Imagine you have a pizza. Everyone likes pizza. Well today we are going to use a very cumbersome metaphor to relate the CSS concept of Border, Padding, and Margin, to a real life, delicious pepperoni pizza.
So you got your pizza base ready to go (your delicious DIV pizza base). Now you wanna add some stuff to it. So first you spread a bunch of sauce (content) on it. Yummy homemade tomato sauce (this ain't no store bought, frozen pizza). But wait! You don't want the sauce to go over the edges, so you decide to have a BORDER of pizza base at the edges with no sauce (who doesn't love a crunchy pizza crust). But make sure you set your "box-sizing" to "border-box", or you'll somehow end up with a crust that's on the outside of your pizza.
Now it's time for toppings. Slap some cheese and pepperoni on that pizza. Delicious. You aren't keen on there being too much pepperoni and all the slices touching (too much sodium), so you decide to leave some space between the slices. This is your cheese PADDING. Padding is a space you leave between elements INSIDE your DIV. Be careful though, add too much padding and elements will spill out of your DIV, you greedy guts.
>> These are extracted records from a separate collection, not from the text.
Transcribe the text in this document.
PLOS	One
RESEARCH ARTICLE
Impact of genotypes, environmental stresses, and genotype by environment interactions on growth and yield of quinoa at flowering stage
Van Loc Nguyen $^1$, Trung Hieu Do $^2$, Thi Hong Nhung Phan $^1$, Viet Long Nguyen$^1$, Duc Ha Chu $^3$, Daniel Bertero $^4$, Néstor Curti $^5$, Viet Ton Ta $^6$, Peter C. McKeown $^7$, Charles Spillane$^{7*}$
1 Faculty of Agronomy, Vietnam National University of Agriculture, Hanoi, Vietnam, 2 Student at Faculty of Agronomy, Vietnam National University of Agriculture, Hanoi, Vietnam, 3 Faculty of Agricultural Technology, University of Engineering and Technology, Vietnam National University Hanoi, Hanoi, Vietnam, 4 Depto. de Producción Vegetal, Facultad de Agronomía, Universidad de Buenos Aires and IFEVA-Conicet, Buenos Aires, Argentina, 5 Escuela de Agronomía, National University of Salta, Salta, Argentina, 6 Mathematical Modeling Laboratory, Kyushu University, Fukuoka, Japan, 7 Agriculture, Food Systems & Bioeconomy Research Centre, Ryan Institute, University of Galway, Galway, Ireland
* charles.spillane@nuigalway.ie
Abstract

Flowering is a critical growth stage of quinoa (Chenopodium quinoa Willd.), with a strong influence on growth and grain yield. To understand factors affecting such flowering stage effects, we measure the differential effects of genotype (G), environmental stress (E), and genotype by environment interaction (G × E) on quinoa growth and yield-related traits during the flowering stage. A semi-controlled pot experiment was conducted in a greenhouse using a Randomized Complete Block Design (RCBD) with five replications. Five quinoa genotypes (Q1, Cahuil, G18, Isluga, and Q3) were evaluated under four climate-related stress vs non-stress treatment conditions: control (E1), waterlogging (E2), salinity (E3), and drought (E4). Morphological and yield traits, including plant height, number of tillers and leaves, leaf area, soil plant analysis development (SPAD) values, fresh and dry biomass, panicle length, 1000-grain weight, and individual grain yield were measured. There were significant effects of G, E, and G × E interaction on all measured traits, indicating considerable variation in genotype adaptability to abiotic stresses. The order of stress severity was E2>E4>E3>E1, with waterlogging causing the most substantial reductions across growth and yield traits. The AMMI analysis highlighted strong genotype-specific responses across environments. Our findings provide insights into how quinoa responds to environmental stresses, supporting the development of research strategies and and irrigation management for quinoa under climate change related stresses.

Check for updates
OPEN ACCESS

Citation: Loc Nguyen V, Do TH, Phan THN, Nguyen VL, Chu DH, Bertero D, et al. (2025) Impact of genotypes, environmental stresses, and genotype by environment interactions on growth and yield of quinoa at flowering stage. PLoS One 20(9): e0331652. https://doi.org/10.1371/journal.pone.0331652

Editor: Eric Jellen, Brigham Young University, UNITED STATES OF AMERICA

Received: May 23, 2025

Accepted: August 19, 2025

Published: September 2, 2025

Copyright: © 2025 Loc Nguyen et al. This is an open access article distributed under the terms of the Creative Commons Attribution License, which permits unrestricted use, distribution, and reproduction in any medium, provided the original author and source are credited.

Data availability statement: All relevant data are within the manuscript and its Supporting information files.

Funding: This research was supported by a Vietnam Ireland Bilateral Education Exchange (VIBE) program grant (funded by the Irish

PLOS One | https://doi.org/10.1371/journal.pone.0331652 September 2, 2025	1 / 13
Now you have a delicious, healthy pizza. But wait! You can't just grab that hot pizza with your hands! That freshly cooked pizza needs to go on a plate, so it doesn't damage you or other things around it. This is your MARGIN. Margin is a space that is used to keep this pepperoni pizza DIV away from other things, so no-one gets burned.
You now have a yummy pizza to share (or not, I'm not judging). I hope you now understand border, padding, and margin better than I did when I began writing this!